What Mori did was essentially a continuation of what his predecessors had done. In this sense, he is only partly responsible for the deterioration in the economy.

Mori trumpeted his enthusiasm for the “IT (information-technology) revolution.” So far, however, it has proved to be a dud. It has only encouraged those incorrigible optimists who see it as the key to economic revival. The IT revolution is not much different from the panaceas they prescribed in the 1990s.

There are positive and negative sides to everything. The market is quick to see the positive side, but often ignores the negative side. Economists ought to shed light on the negative side and recommend ways to ease those bad effects. Many Japanese economists, however, look only at the positive side, effectively giving up their role as objective analysts. This is also true of the prime minister’s economic advisers, who lack a critical spirit.

It is said that the KSD bribery scandal and the Foreign Ministry embezzlement case dealt a fatal blow to the Mori administration. Even so, Mori’s exit can be seen in a positive light if these episodes helped break the cozy ties that bind politicians, bureaucrats and industrialists. In this sense, he may have done the nation a great service.

Looking back, the 1990s was what I call a decade of ethical paralysis. During the bubble economy of the late 1980s, commentators would tell the people: “The time is past to earn money by the sweat of your brow; now is the time to invest money by using your brains.” In fact, many Japanese began despising traditional virtues like hard work, diligence, sincerity and honesty.

Thus began a period of ethical paralysis. Politicians, bureaucrats, executives and ordinary citizens alike looked down on these virtues and felt few qualms about doing wrong or being lazy. Mori may have ended this moral stupor, if only by default. In other words, he may have helped bring Japan’s “lost decade” to an end.

Indeed, Mori may well have relieved us of the heavy hangover consequent upon the 1980s binge. If so, the job of building a new Japan rests on the shoulders of his successors. Now that Mori has, for all practical purposes, put the negative legacies of the bubble economy behind us, the challenge for future administrations is to craft new social and economic systems for the first decade of the 21st century.

This decade promises to be a period in which side effects from postindustrial development, such as the IT revolution and economic globalization, will become more pronounced. Among these effects are a widening income gap between nations and between individuals, increasing economic risks and uncertainties, and a growing tendency for free competition to create a handful of big winners.
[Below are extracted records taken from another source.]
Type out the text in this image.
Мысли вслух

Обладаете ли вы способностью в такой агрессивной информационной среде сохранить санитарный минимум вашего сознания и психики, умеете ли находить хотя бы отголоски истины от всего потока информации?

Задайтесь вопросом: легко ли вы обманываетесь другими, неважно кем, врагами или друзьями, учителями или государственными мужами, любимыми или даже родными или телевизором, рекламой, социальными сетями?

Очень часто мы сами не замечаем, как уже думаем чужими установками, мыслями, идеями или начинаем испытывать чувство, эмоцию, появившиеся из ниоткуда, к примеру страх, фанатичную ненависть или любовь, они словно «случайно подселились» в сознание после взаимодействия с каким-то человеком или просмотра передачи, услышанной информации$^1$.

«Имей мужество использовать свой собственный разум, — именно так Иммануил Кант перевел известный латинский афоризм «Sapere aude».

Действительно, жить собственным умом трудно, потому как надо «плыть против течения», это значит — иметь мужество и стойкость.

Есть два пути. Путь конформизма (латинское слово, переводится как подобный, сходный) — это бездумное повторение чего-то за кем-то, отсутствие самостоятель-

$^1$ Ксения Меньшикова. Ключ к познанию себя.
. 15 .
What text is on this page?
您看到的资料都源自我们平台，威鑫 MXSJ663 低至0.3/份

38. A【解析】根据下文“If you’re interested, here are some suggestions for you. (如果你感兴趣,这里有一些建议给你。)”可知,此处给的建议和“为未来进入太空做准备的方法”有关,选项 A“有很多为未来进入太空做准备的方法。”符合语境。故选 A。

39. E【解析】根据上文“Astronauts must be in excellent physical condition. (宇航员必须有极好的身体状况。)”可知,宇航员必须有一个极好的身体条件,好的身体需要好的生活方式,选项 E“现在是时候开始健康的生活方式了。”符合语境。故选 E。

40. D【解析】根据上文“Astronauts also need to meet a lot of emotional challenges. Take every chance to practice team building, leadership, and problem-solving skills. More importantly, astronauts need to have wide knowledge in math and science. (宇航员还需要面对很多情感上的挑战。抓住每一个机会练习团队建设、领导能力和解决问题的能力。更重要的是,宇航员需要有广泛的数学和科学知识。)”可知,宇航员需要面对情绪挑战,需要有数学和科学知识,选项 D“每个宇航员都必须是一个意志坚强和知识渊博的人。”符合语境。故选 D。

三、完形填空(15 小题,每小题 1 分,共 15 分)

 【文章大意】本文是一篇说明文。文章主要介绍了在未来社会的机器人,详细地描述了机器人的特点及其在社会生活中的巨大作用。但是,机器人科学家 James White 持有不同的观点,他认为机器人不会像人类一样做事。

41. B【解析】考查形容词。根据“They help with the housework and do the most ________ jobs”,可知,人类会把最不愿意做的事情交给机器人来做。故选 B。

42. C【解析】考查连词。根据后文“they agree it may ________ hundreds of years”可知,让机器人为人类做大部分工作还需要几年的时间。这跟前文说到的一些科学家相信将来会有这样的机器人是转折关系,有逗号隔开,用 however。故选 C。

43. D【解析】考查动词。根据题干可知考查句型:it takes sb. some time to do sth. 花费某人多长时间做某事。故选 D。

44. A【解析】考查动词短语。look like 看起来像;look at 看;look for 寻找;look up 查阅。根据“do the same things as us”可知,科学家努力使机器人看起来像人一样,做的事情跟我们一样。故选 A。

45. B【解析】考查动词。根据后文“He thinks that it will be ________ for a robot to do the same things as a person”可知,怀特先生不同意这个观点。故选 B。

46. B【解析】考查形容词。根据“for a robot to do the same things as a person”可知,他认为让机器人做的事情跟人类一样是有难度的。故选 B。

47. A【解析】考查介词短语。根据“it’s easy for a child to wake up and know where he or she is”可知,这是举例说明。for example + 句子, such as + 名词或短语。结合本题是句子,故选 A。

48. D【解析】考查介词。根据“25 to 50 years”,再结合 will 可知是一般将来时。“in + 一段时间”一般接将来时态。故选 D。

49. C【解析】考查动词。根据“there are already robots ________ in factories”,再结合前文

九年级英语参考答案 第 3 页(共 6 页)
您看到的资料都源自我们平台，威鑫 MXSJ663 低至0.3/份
A resurrection of the Japanese system is unthinkable. But then, there is no assurance that the American system will prevail, either. The task for the next administration is to start building innovative systems by anticipating changes in the decade ahead and adapting to them in advance.
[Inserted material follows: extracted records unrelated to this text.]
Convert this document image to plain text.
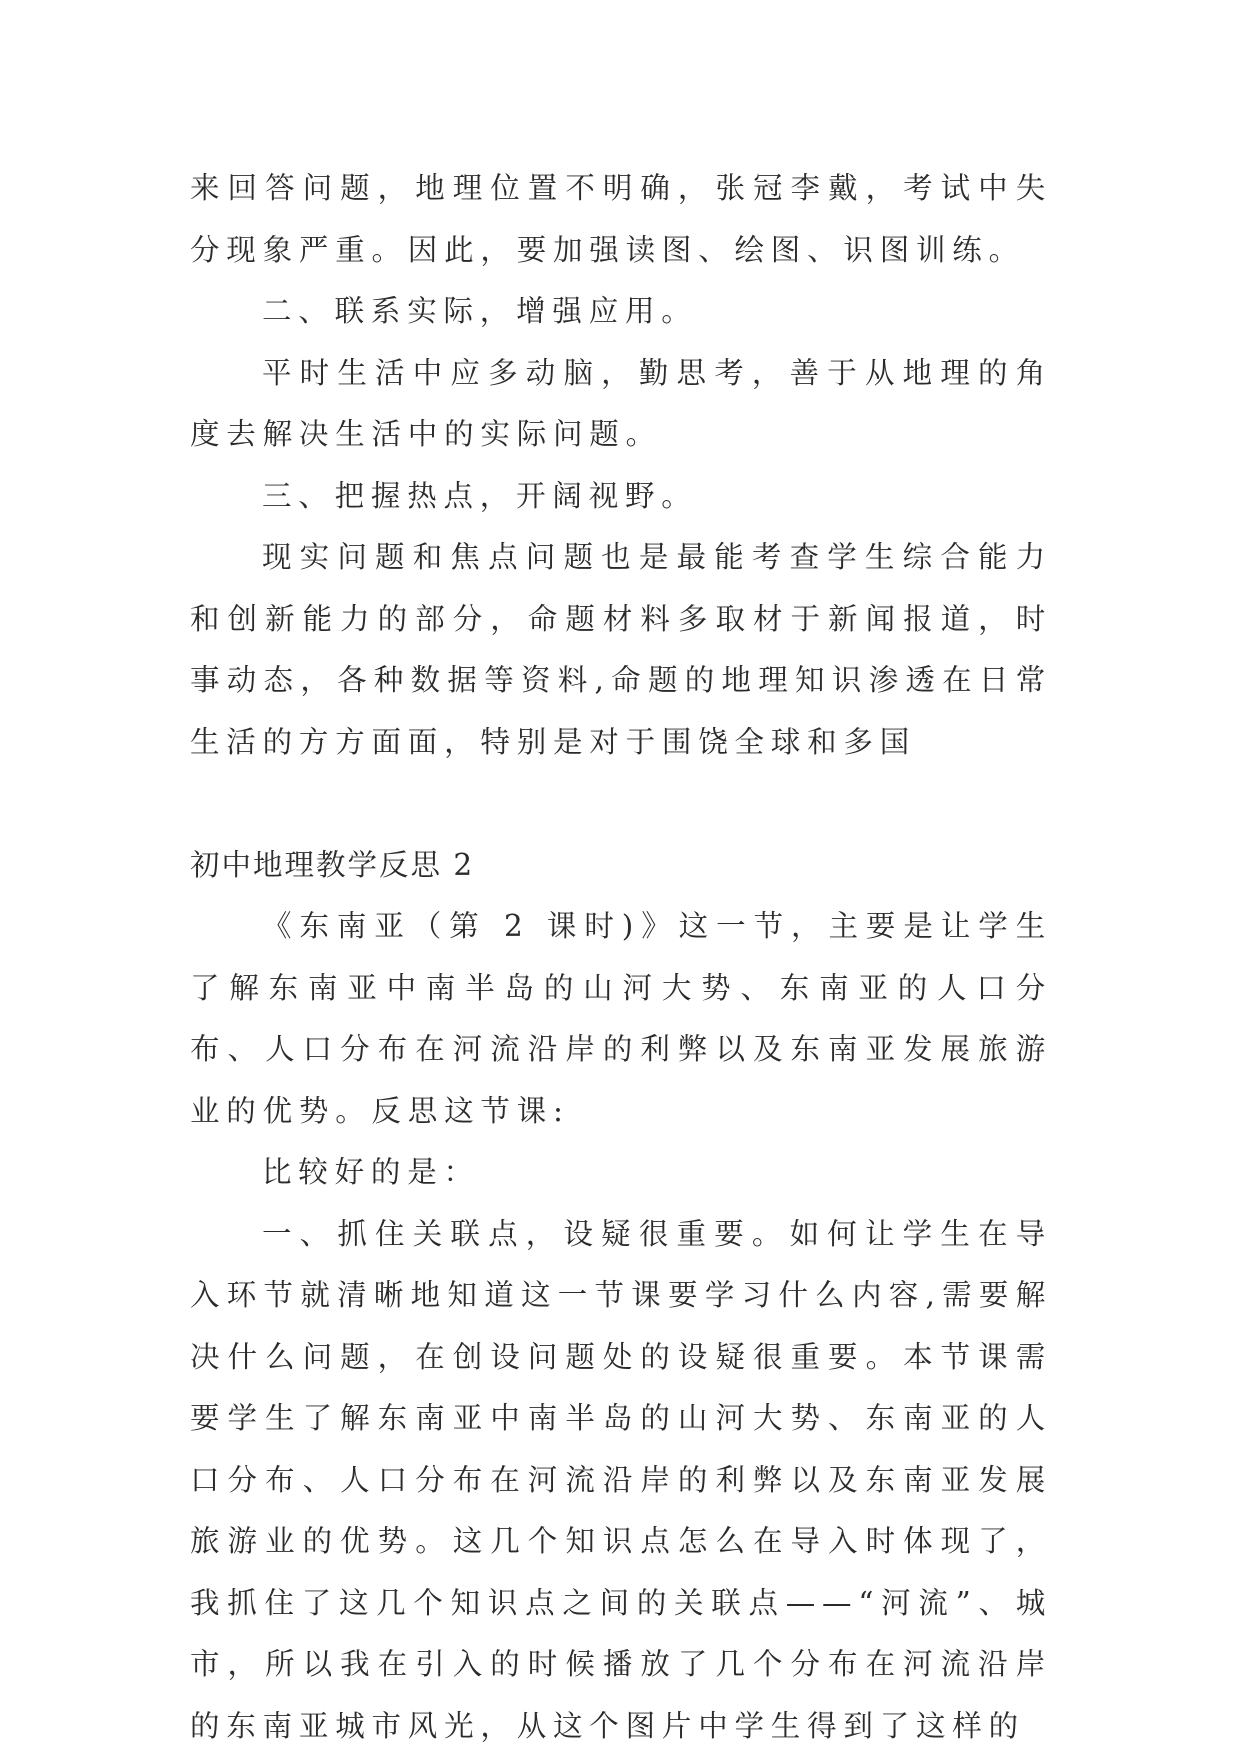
来回答问题，地理位置不明确，张冠李戴，考试中失分现象严重。因此，要加强读图、绘图、识图训练。

二、联系实际，增强应用。

平时生活中应多动脑，勤思考，善于从地理的角度去解决生活中的实际问题。

三、把握热点，开阔视野。

现实问题和焦点问题也是最能考查学生综合能力和创新能力的部分，命题材料多取材于新闻报道，时事动态，各种数据等资料,命题的地理知识渗透在日常生活的方方面面，特别是对于围饶全球和多国

初中地理教学反思 2

《东南亚（第 2 课时)》这一节，主要是让学生了解东南亚中南半岛的山河大势、东南亚的人口分布、人口分布在河流沿岸的利弊以及东南亚发展旅游业的优势。反思这节课:

比较好的是：

一、抓住关联点，设疑很重要。如何让学生在导入环节就清晰地知道这一节课要学习什么内容,需要解决什么问题，在创设问题处的设疑很重要。本节课需要学生了解东南亚中南半岛的山河大势、东南亚的人口分布、人口分布在河流沿岸的利弊以及东南亚发展旅游业的优势。这几个知识点怎么在导入时体现了，我抓住了这几个知识点之间的关联点——“河流”、城市，所以我在引入的时候播放了几个分布在河流沿岸的东南亚城市风光，从这个图片中学生得到了这样的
During the “lost decade,” the quality of leadership, particularly political leadership, suffered severely. This is shown clearly by the muddled process of succession in the Liberal Democratic Party, which continues to grope for its new leader, who will be the next prime minister of Japan.

If the incoming administration fails to begin building new systems for the 21st century, the next 10 years will turn out to be another lost decade. The hope is that politicians of all stripes will get their act together and that both the ruling and opposition parties will try their best to recruit more talented people to run in future elections.